Crowd Density Estimation
- Date:06/09/17
- Team: Yi Xu, Zan Shen, Yiming Li
- Goal: To achieve more accurate crowd counting in complex and dense crowd scenes.
Brief Introduction
Crowd counting or density estimation is a challenging task in computer vision due to large scale variations, perspective distortions and serious occlusions, etc. Existing methods generally suffer from inherent algorithmic drawbacks. On one hand, only traditional Euclidean loss is employed to optimize these models, which is known to have certain disadvantages such as sensitivity to outliers and image blur. In particular, although different sizes of convolutional kernels are used to extract multi-scale features, each sub-network path attempts to minimize the regression loss independently (i.e., multi-scale model competition) and to predict the correct density map for patches with all human scales. On the other hand, most existing approaches do not explore the coherence between the estimated density maps from different scales. Namely, the sum up of the crowd counts from local patches (i.e., small scale) does NOT necessarily correspond to the overall count of their region union (i.e., large scale).

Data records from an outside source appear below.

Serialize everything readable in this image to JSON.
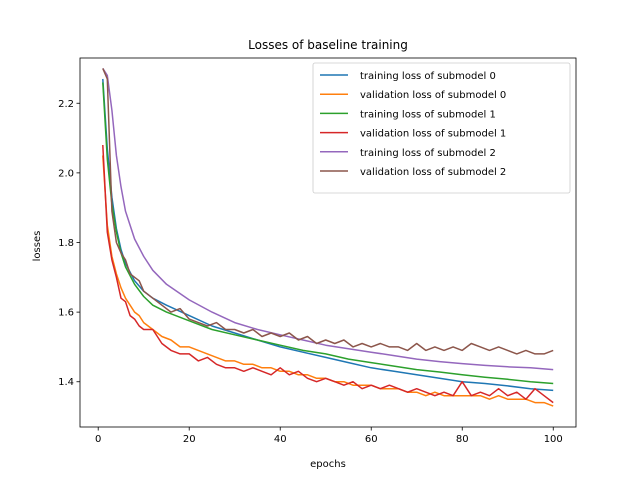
{
  "chart_data": {
    "type": "line",
    "title": "Losses of baseline training",
    "xlabel": "epochs",
    "ylabel": "losses",
    "xlim": [
      -4,
      105
    ],
    "ylim": [
      1.27,
      2.33
    ],
    "xticks": [
      0,
      20,
      40,
      60,
      80,
      100
    ],
    "yticks": [
      1.4,
      1.6,
      1.8,
      2.0,
      2.2
    ],
    "grid": false,
    "legend_position": "top-right",
    "series": [
      {
        "name": "training loss of submodel 0",
        "color": "#1f77b4",
        "x": [
          1,
          2,
          3,
          4,
          5,
          6,
          8,
          10,
          12,
          15,
          20,
          25,
          30,
          35,
          40,
          45,
          50,
          55,
          60,
          65,
          70,
          75,
          80,
          85,
          90,
          95,
          100
        ],
        "y": [
          2.27,
          2.07,
          1.93,
          1.84,
          1.78,
          1.74,
          1.69,
          1.66,
          1.64,
          1.62,
          1.59,
          1.56,
          1.54,
          1.52,
          1.5,
          1.485,
          1.47,
          1.455,
          1.44,
          1.43,
          1.42,
          1.41,
          1.4,
          1.395,
          1.388,
          1.38,
          1.375
        ]
      },
      {
        "name": "validation loss of submodel 0",
        "color": "#ff7f0e",
        "x": [
          1,
          2,
          3,
          4,
          5,
          6,
          7,
          8,
          9,
          10,
          12,
          14,
          16,
          18,
          20,
          22,
          24,
          26,
          28,
          30,
          32,
          34,
          36,
          38,
          40,
          42,
          44,
          46,
          48,
          50,
          52,
          54,
          56,
          58,
          60,
          62,
          64,
          66,
          68,
          70,
          72,
          74,
          76,
          78,
          80,
          82,
          84,
          86,
          88,
          90,
          92,
          94,
          96,
          98,
          100
        ],
        "y": [
          2.05,
          1.85,
          1.76,
          1.71,
          1.67,
          1.64,
          1.62,
          1.6,
          1.59,
          1.57,
          1.55,
          1.53,
          1.52,
          1.5,
          1.5,
          1.49,
          1.48,
          1.47,
          1.46,
          1.46,
          1.45,
          1.45,
          1.44,
          1.44,
          1.43,
          1.43,
          1.42,
          1.42,
          1.41,
          1.41,
          1.4,
          1.4,
          1.39,
          1.39,
          1.39,
          1.38,
          1.38,
          1.38,
          1.37,
          1.37,
          1.36,
          1.37,
          1.36,
          1.36,
          1.36,
          1.36,
          1.36,
          1.35,
          1.36,
          1.35,
          1.35,
          1.35,
          1.34,
          1.34,
          1.33
        ]
      },
      {
        "name": "training loss of submodel 1",
        "color": "#2ca02c",
        "x": [
          1,
          2,
          3,
          4,
          5,
          6,
          8,
          10,
          12,
          15,
          20,
          25,
          30,
          35,
          40,
          45,
          50,
          55,
          60,
          65,
          70,
          75,
          80,
          85,
          90,
          95,
          100
        ],
        "y": [
          2.26,
          2.04,
          1.91,
          1.83,
          1.77,
          1.73,
          1.68,
          1.645,
          1.62,
          1.6,
          1.575,
          1.55,
          1.535,
          1.52,
          1.505,
          1.49,
          1.48,
          1.465,
          1.455,
          1.445,
          1.435,
          1.428,
          1.42,
          1.413,
          1.407,
          1.4,
          1.395
        ]
      },
      {
        "name": "validation loss of submodel 1",
        "color": "#d62728",
        "x": [
          1,
          2,
          3,
          4,
          5,
          6,
          7,
          8,
          9,
          10,
          12,
          14,
          16,
          18,
          20,
          22,
          24,
          26,
          28,
          30,
          32,
          34,
          36,
          38,
          40,
          42,
          44,
          46,
          48,
          50,
          52,
          54,
          56,
          58,
          60,
          62,
          64,
          66,
          68,
          70,
          72,
          74,
          76,
          78,
          80,
          82,
          84,
          86,
          88,
          90,
          92,
          94,
          96,
          98,
          100
        ],
        "y": [
          2.08,
          1.83,
          1.75,
          1.7,
          1.64,
          1.63,
          1.59,
          1.58,
          1.56,
          1.55,
          1.55,
          1.51,
          1.49,
          1.48,
          1.48,
          1.46,
          1.47,
          1.45,
          1.44,
          1.44,
          1.43,
          1.44,
          1.43,
          1.42,
          1.44,
          1.42,
          1.43,
          1.41,
          1.4,
          1.41,
          1.4,
          1.39,
          1.4,
          1.38,
          1.39,
          1.38,
          1.39,
          1.38,
          1.37,
          1.38,
          1.37,
          1.36,
          1.37,
          1.36,
          1.4,
          1.36,
          1.37,
          1.36,
          1.38,
          1.36,
          1.37,
          1.35,
          1.38,
          1.36,
          1.34
        ]
      },
      {
        "name": "training loss of submodel 2",
        "color": "#9467bd",
        "x": [
          1,
          2,
          3,
          4,
          5,
          6,
          8,
          10,
          12,
          15,
          20,
          25,
          30,
          35,
          40,
          45,
          50,
          55,
          60,
          65,
          70,
          75,
          80,
          85,
          90,
          95,
          100
        ],
        "y": [
          2.3,
          2.28,
          2.18,
          2.05,
          1.96,
          1.89,
          1.81,
          1.76,
          1.72,
          1.68,
          1.635,
          1.6,
          1.57,
          1.55,
          1.535,
          1.52,
          1.505,
          1.495,
          1.485,
          1.475,
          1.465,
          1.458,
          1.452,
          1.447,
          1.443,
          1.44,
          1.435
        ]
      },
      {
        "name": "validation loss of submodel 2",
        "color": "#8c564b",
        "x": [
          1,
          2,
          3,
          4,
          5,
          6,
          7,
          8,
          9,
          10,
          12,
          14,
          16,
          18,
          20,
          22,
          24,
          26,
          28,
          30,
          32,
          34,
          36,
          38,
          40,
          42,
          44,
          46,
          48,
          50,
          52,
          54,
          56,
          58,
          60,
          62,
          64,
          66,
          68,
          70,
          72,
          74,
          76,
          78,
          80,
          82,
          84,
          86,
          88,
          90,
          92,
          94,
          96,
          98,
          100
        ],
        "y": [
          2.3,
          2.27,
          1.89,
          1.8,
          1.77,
          1.75,
          1.71,
          1.7,
          1.69,
          1.66,
          1.64,
          1.62,
          1.6,
          1.61,
          1.58,
          1.57,
          1.56,
          1.57,
          1.55,
          1.55,
          1.54,
          1.55,
          1.53,
          1.54,
          1.53,
          1.54,
          1.52,
          1.53,
          1.51,
          1.52,
          1.51,
          1.52,
          1.5,
          1.51,
          1.5,
          1.51,
          1.5,
          1.5,
          1.49,
          1.51,
          1.49,
          1.5,
          1.49,
          1.5,
          1.49,
          1.51,
          1.5,
          1.49,
          1.5,
          1.49,
          1.48,
          1.49,
          1.48,
          1.48,
          1.49
        ]
      }
    ]
  }
}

To address these issues, we propose a novel crowd counting framework called Adversarial Cross-Scale Consistency Pursuit Networks (ACSCP). On one hand, inspired by the recent success of GANs in image translation, we propose a patch-to-density generation network endowed with an adversarial training loss, to mitigate blurring effect caused by optimization only over traditional Euclidean loss. Further, the proposed multi-scale U-net generation architecture executes a pixel-wise translation from every crowd image pixel to its corresponding density value, which ensures high resolution and high quality density map estimation. On the other hand, a new regularizer is proposed to further enforce cross-scale model calibration and encourage different scale paths to work collaboratively. In particular, our model is made of two complementary density map generators: one takes large scale patch input, and the other takes small scale patch input. We enforces that the sum up of the crowd counts from local patches (i.e., small scale) is coherent with the overall count of their region union (i.e., large scale). The above objectives are integrated via a joint training scheme, so as to help boost density estimation performance by further exploring their collaboration.
Extensive experiments on four benchmarks have well demonstrated the effectiveness of the proposed innovations as well as the superior performance over prior art.